One thing Ghomeshi’s lawyer pointed to that really stood out to me was how one woman failed to disclose how she had had a sexual encounter with Ghomeshi after the assault. But what I can’t wrap my head around is why this matters? Just because she said yes once doesn’t mean she means yes every time, and just because she said no once doesn’t mean she’ll say no every time. Consent is a matter of in the moment, and to those who say that you’d think she’d be too traumatized to contact him again, you’re wrong. Trauma can sometimes take a long time to set in. It wasn’t until recently that the entire weight of what happened to me actually sunk in and in thinking about it, my heart started pounding and my hands starting shaking and I started crying”a reaction that everyone would think I should have had right away didn’t happen until now, years later. During the entire process and trial, I was steady as a rock. We can’t ever say for certain how someone will react to trauma and what’s more is that it shouldn’t matter”what matters is that the assault happened in the first place. Regardless of our own reaction to it, the fact is that it’s wrong.

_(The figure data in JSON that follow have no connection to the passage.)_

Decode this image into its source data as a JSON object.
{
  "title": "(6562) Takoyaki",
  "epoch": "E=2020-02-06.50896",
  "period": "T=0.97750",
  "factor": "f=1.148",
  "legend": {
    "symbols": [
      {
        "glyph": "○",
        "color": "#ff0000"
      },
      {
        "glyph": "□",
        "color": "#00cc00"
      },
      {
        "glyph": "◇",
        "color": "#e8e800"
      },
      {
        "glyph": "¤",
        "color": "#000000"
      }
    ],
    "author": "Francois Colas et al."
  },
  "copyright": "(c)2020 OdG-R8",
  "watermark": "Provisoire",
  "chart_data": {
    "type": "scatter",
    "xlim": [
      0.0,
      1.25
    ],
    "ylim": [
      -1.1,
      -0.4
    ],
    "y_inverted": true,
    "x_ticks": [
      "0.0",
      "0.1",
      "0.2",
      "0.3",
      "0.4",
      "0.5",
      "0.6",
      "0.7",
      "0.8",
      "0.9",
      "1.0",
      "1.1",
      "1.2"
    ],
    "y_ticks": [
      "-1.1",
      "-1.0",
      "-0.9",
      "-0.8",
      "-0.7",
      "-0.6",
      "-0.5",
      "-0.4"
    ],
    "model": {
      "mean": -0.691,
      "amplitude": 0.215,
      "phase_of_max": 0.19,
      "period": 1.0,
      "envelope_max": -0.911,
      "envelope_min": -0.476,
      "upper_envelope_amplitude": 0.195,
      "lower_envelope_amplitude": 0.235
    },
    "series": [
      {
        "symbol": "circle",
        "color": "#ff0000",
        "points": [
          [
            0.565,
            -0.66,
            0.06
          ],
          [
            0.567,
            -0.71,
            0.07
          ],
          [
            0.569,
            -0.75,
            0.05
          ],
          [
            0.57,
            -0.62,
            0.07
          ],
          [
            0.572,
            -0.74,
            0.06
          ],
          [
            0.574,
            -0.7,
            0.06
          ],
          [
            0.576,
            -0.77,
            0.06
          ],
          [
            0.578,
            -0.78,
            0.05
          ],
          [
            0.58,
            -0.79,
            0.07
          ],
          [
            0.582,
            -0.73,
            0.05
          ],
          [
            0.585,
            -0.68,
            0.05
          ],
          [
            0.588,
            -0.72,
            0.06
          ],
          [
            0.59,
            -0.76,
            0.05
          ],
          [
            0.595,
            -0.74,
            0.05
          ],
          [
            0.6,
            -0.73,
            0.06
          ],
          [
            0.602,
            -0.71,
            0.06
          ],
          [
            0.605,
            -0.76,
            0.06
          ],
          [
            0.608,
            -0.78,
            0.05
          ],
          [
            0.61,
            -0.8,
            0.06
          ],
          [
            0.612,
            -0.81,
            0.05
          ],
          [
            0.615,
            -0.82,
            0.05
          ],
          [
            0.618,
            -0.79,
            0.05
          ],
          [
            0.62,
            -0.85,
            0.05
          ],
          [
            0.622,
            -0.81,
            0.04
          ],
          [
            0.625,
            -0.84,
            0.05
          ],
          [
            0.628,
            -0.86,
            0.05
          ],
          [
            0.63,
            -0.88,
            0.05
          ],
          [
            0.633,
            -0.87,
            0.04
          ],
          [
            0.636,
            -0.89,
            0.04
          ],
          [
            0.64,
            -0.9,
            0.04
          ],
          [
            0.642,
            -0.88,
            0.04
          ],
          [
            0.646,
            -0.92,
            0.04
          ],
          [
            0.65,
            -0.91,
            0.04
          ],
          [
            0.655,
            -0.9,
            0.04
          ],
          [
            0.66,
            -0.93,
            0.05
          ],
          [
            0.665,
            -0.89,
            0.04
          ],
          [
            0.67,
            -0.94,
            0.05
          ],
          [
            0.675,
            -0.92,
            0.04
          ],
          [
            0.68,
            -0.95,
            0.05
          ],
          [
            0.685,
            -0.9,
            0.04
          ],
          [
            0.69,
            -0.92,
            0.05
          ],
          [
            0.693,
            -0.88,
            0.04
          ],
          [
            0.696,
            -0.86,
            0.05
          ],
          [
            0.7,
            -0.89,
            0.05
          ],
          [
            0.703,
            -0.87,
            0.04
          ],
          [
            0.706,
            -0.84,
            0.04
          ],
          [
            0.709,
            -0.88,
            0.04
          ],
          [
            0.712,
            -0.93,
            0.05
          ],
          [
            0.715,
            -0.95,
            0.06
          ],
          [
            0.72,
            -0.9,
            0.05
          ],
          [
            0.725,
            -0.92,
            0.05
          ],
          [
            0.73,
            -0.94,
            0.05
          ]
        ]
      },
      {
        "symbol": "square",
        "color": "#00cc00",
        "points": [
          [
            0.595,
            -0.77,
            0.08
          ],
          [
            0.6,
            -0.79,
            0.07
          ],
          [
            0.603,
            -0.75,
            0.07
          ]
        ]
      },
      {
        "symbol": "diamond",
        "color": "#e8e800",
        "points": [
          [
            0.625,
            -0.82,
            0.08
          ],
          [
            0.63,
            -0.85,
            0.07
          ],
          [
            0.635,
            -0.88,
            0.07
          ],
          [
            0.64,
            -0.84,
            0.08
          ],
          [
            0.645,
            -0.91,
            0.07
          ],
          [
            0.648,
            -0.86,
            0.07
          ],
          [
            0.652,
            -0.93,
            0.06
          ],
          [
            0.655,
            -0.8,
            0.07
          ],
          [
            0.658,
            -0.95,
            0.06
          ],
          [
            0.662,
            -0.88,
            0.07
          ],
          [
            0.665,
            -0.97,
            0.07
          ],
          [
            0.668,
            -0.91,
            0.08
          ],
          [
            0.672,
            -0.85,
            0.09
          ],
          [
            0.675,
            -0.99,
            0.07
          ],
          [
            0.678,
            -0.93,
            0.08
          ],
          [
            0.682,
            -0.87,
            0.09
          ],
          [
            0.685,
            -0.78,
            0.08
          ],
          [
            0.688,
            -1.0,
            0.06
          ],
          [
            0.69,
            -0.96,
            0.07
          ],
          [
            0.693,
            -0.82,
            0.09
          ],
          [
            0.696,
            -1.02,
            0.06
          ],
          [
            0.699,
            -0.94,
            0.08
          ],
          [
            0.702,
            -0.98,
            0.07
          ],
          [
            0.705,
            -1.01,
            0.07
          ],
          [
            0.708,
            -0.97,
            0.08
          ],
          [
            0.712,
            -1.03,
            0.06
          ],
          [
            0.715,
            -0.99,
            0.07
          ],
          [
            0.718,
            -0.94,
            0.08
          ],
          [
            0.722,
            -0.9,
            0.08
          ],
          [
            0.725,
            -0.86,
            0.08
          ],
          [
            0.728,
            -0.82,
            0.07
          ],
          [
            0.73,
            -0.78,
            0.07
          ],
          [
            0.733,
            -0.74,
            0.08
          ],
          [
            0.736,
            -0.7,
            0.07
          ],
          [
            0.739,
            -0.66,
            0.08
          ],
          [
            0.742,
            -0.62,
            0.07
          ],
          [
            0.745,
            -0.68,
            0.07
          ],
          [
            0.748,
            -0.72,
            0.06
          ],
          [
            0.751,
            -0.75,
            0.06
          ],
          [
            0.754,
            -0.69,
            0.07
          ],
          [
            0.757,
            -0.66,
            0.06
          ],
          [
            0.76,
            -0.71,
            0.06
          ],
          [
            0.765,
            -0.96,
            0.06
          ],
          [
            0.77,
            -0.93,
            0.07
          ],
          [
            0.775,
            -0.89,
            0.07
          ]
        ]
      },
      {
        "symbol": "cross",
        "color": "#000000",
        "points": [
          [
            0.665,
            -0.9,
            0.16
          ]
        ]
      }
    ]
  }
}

Something needs to change because it’s clear that we are losing the battle against rape culture “ it’s not going anywhere anytime soon. Today is a sad sad day for victims everywhere because I know, with pain in my heart while writing this, that so many reading this will be able to relate to my own story, or to the countless stories of countless victims who have been subjected to the horrible joke that is our supposed justice system.